1

Let $A$ be a complex normal $n\times n$ matrix. My exercise is to show that there exists a $n\times n$ matrix $B$ for which $A=B^2$. The hint is to use the spectral theorem. Here is what I have been thinking:

Since $A$ normal, there exists unitary $U$, such that $D:=U^{-1}AU$ is a diagonal matrix. Since, say, $D=\operatorname{diag}(a_1,\dots, a_n)$, there exists $b_i\in\mathbb{C}$ such that $a_i=b_i^2$, and so we can write $D=E^2$, where $E=\operatorname{diag}(b_1,\dots, b_n)$. Thus, we get $A=UDU^{-1}=UEEU^{-1}$. Here, I thought about putting $B=UE$ to complete the answer, but then it would be wrong as $B\neq EU^{-1}$. What would you do? Also, is it possible to prove it without using spectral theorem?

Thank you

  • Let $B=UEU^{-1}$. Then $B^2=UEU^{-1}UEU^{-1}=UE^2U^{-1}=UDU^{-1}=A$. Cf. this – J. W. Tanner Jan 11 '24 at 01:19
  • @J.W.Tanner I see, thanks for showing the missing part; I never have thought anything like that to include $I=U^{-1}U$ somewhere. – Mr.MathDoctor Jan 11 '24 at 01:21
  • The statement in question is obviously wrong. Consider the 1-by-1 real matrix $A=-1$. It is normal and it hasn't any square root over $\mathbb R$. The problem statement can be corrected by allowing complex matrix square root. – user1551 Jan 11 '24 at 02:41
  • @user1551 The matrix $A$ in the post was supposed to be complex, which I forgot to mention ... – Mr.MathDoctor Jan 11 '24 at 03:34

2 Answers2

1

As others have noted, taking $B = UEU^{-1}$ works. This approach is in a sense motivated by the general fact that $A^n = UD^n U^{-1}$ (for integers $n$) and plugging in $n = 1/2$.

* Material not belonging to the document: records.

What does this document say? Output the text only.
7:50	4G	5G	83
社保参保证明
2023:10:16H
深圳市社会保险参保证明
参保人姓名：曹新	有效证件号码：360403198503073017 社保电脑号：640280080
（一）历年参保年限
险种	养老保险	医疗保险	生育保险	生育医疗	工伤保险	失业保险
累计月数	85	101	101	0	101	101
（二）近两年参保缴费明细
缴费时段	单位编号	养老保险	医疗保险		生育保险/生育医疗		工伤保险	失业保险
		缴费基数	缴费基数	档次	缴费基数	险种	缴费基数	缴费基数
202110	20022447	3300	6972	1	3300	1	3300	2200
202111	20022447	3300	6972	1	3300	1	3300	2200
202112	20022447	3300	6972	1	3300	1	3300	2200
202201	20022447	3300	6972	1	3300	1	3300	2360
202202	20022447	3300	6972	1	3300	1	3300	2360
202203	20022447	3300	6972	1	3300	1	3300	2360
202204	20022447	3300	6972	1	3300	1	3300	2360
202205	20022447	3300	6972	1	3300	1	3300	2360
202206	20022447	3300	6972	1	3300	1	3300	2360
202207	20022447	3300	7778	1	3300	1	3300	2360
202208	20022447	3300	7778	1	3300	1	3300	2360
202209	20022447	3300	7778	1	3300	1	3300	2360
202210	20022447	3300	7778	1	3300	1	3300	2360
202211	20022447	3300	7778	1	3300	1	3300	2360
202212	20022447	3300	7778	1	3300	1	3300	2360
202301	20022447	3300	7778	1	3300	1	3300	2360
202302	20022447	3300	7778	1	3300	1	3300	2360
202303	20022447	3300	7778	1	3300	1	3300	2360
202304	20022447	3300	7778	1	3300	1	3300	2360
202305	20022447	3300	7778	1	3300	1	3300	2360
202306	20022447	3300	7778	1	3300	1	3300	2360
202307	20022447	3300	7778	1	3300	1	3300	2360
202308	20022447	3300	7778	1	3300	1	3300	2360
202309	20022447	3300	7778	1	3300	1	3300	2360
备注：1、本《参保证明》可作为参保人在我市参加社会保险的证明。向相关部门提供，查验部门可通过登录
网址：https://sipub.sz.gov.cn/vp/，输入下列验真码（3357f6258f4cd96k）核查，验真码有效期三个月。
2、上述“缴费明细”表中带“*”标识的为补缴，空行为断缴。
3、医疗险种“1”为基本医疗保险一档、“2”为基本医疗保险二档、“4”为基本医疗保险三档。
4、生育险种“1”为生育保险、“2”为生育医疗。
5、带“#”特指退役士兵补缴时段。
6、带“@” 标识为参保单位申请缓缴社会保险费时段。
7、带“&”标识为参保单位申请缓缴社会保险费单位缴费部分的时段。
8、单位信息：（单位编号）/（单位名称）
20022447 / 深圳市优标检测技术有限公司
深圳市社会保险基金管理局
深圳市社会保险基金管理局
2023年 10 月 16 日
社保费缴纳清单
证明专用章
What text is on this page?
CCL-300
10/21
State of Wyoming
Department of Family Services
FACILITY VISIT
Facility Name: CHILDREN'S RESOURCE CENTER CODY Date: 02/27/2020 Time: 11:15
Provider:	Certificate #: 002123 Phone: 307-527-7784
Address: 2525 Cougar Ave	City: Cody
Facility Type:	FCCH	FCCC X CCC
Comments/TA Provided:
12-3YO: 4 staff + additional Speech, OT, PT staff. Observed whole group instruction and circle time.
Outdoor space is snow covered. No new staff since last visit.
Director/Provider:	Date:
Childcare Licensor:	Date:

As an alternative to the spectral theorem, it suffices to use the fact that for normal matrices, $\ker(A) = \text{im}(A)^\perp$, where $\ker$ denotes the kernel (AKA nullspace) and im denotes the image (AKA range or column space). With that, we can deduce that for a suitable unitary matrix $U$, we have $$ UAU^{-1} = \pmatrix{A_0 & 0\\0 & 0}, $$ where $A_0$ is square and invertible. With that, we can use the fact that there exists a matrix $B_0$ satisfying $B_0^2 = A_0$ (cf. this post, this post, or this post) and take $$ B = U^{-1}\pmatrix{B_0 &0\\0 & 0}U. $$


Proof that $\ker(A) = \text{im}(A)^\perp$: it helps to first use the fact that for all $x \in \Bbb C^n$, we have $\|Ax\| = \|A^*x\|$. Indeed, $$ \|Ax\|^2 = \langle Ax, Ax \rangle = \langle A^*Ax , x \rangle = \langle AA^*x,x \rangle = \langle A^* x, A^*x \rangle = \|A^*x\|^2. $$ With that, we deduce that $\ker(A) = \ker(A^*)$. So, we can use the general fact that $\ker(A^*) = \text{im}(A)^\perp$ to reach the desired result.

Ben Grossmann
  • 234,171
  • 12
  • 184
  • 355
0

Below is a slightly more general result.

  • Proposition. Let $r$ be a positive integer. In any algebraically closed field $\mathbb F$ whose characteristic is either zero or greater than $r$, every square matrix $A$ such that $\operatorname{im}(A)\cap\ker(A)=0$ has a matrix $r$-th root.

In terms of eigenvalues, the condition that $\operatorname{im}(A)\cap\ker(A)=0$ means the zero eigenvalues of $A$ (if any) are semisimple. In other words, over the algebraic closure of $\mathbb F$, the Jordan form of $A$ has not any nontrivial nilpotent Jordan block. This condition is crucial. E.g. $J=\pmatrix{0&1\\ 0&0}$ does not possess any square root $R$, or else $R$ must be nilpotent (because $R^4=J^2=0$) and hence $R^2=0$ (because $R$ is $2\times2$), but this leads to a contradiction because $R^2$, by definition, is identical to the nonzero matrix $J$.

Computationally, the zero intersection condition is equivalent to $\operatorname{rank}(A)=\operatorname{rank}(A^2)$ or $\operatorname{nullity}(A)=\operatorname{nullity}(A^2)$, but this is not our concern here.

As shown in Ben Grossman's answer, for a normal matrix $A$, this zero intersection condition is satisfied because $\ker(A)=\operatorname{im}(A)^\perp$. Since $\mathbb C$ is an algebraically closed field of characteristic zero, $A$ has a complex square root by the proposition above.

To prove the aforementioned proposition, note that by the zero intersection condition, the whole vector space is the direct sum of $\operatorname{im}(A)$ and $\ker(A)$. Hence we may assume that $A$ is similar to $$\pmatrix{B&0\\ 0&0}$$ for some non-singular matrix $B$. In turn, it suffices to prove the proposition in the special case that $A$ is non-singular. In this regard, let $f$ be the characteristic polynomial of $A$. Then $f(0)\ne0$. By a purely algebraic but very elementary argument (see Maxime Bôcher (1907), Introduction to Higher Algebra, pp.297-299); Bôcher's argument was also outlined in my other answer), one may construct two polynomials $g,\gamma\in\mathbb F[x]$ such that $f(x)g(x)+x=\gamma(x)^r$. Since $f(A)=0$ by Cayley-Hamilton theorem, we get $A=\gamma(A)^r$, i.e. $\gamma(A)$ is a matrix $r$-th root of $A$ over $\mathbb F$.

(I always visit this site using the Tor Browser. Due to recent changes in code/infrastructure on this site, I am told that "Editing is currently forbidden". I cannot edit my answer to fix any possible error and I cannot respond to comments. I apologize for any inconvenience caused.)